Help from fellow doctors
The St. Gabriel’s physicians see two or three buprenorphine patients per day. While some primary care practices might anticipate more intensity in the office visits, MAT patients typically are no more challenging than those who need to manage other chronic conditions, such as diabetes or heart disease, Bell says.
But learning from the experiences of other prescribers can be instrumental in improving care. “A big barrier for us was that we had no mentors to help us get started,” Devine says. “Suboxone (buprenorphine) was being prescribed in metro areas by addiction physicians, so we searched out those physicians to help.”
The peer collaboration allowed them to learn through others’ clinical experiences. Now, Bell and Devine advise fellow physicians through Project ECHO (Extension for Community Healthcare Outcomes), a national group that’s open to anyone. They’ve also mentored 40 primary care providers who offer MAT services to about 150 patients, Bell says.
Clinical protocol recommends that MAT patients also be referred to specialty behavioral health therapy within the community. Bell says some of her patients coordinate with a social worker, some need outpatient care, and others are referred to more intensive services, depending on their needs.
However, she doesn’t see therapy as a deal-breaker for patients to receive MAT. She just wants them to begin buprenorphine and stop their substance use as soon as possible. With the risk of overdose reduced, they can start working toward long-term recovery.

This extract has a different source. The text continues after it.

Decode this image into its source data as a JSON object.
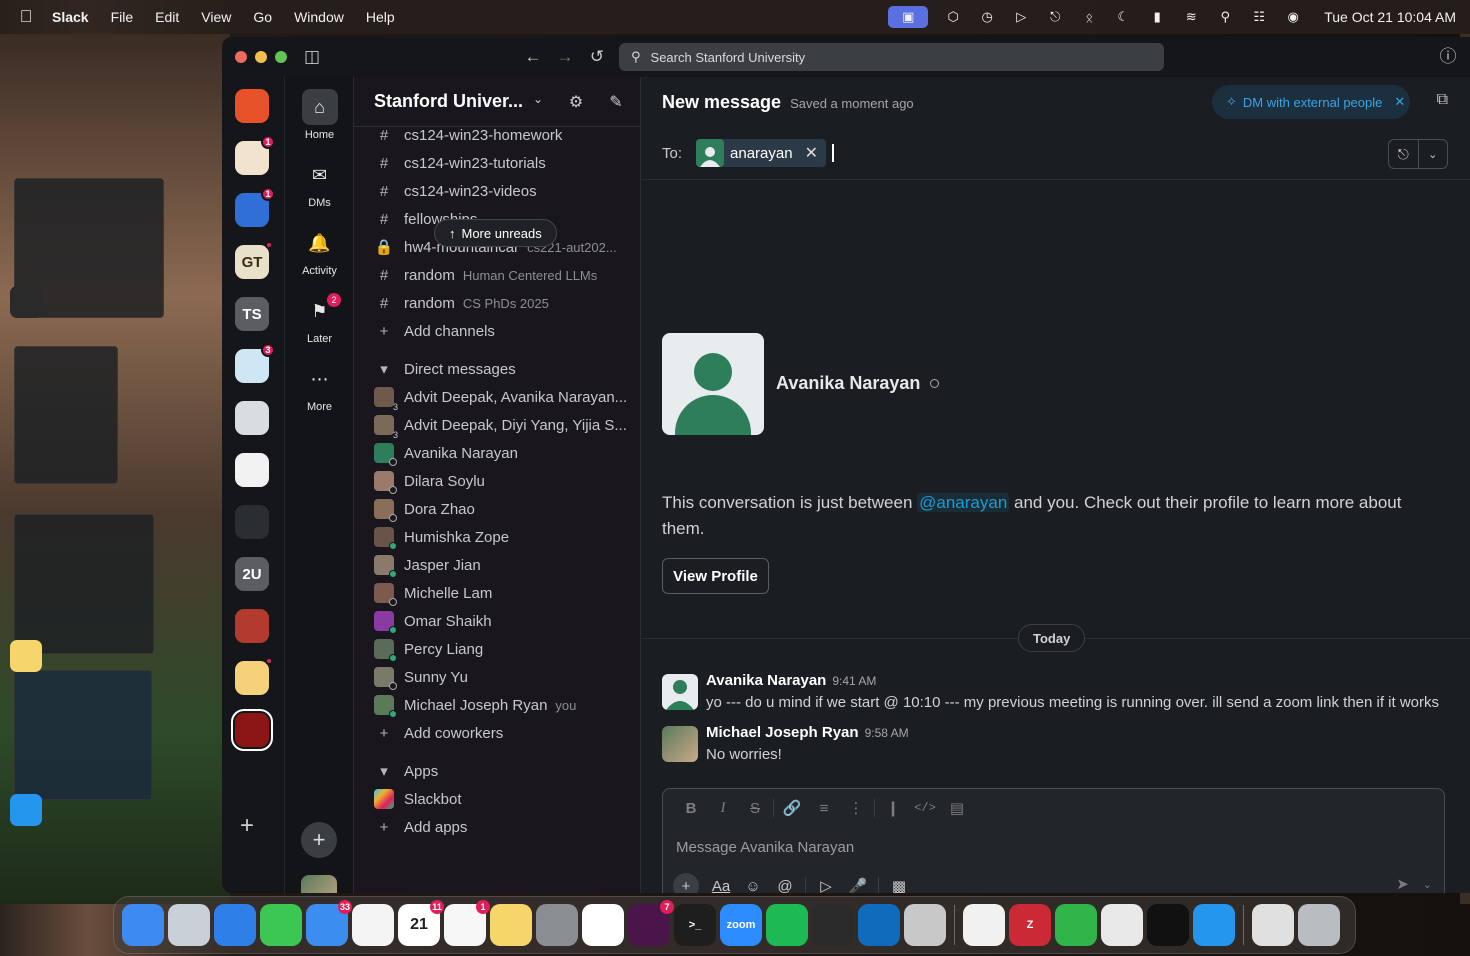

Earley says primary care physicians and other providers should consider making referrals to specialized treatment for certain patients, such as those with polysubstance use, those with comorbid psychiatric conditions and those with chronic pain.
“You build your multidisciplinary team, and you stay connected,” Earley says, adding that the team approach with a network of referents also provides greater satisfaction for the prescribing physicians.
Additional education and peer support is available through ASAM’s Fundamentals course, a 40-hour on-demand CME experience that covers how to recognize, screen, treat and refer patients with addiction.
Momentum for MAT
A number of tailwinds are helping to advance the use of MAT in primary care practices. For example, many commercial insurers have recently eliminated prior authorization requirements for the medications. Federal legislation has also relaxed some of the limits around prescribing, and health agencies have increased grant funding to support best practice research.
Finally, there is increasing demand for medication as a pathway to recovery from addiction, and more providers are challenging their biases about MAT services.
“Until primary care jumps on board and embraces this as a way to help people, reversing the opioid epidemic is not going to happen quickly,” Bell says.
Julie Miller is a freelance writer based in Cleveland.
Medications for opioid use disorder
- Methadone—Full opioid agonist that is only dispensed in federally regulated clinics. It reduces withdrawal symptoms and cravings. The typical delivery mechanism is oral liquid or tablets. Can be used in early stages of withdrawal.
- Buprenorphine—Partial opioid agonist that can be managed in an office setting by qualified clinicians. It reduces withdrawal symptoms and cravings. Manufacturers typically combine it with naloxone so it does not produce euphoria, even at high doses. The most common delivery mechanism is sublingual film, but tablets, subcutaneous implants and long-acting injections are also used. Can be used in early stages of withdrawal.
- Naltrexone—Opioid antagonist that can be managed in an office setting. It reduces cravings but cannot be used in withdrawal. It is not a narcotic and does not cause dependence. The most common delivery mechanism is a long-acting injection, but tablets are also available.
- Naloxone—As a stand-alone medication, it is used by first responders and bystanders to reverse the effects of opioid overdose. Injectable and nasal spray forms are available. It initiates withdrawal, so it is not used for ongoing treatment of addiction but rather as an acute rescue medication for overdose. In many states, naloxone is available without a prescription.
How to ramp up MAT at your practice
- Complete the 8-hour training and obtain a waiver from the Drug Enforcement Agency
- Join a mentoring group, such as Project ECHO, or through ASAM’s Fundamentals Course
- Reinforce the evidence behind the use of MAT to change the mindset among your clinical and practice staff as well as your patients.
- Develop resources to refer MAT patients to behavioral health therapy to support recovery.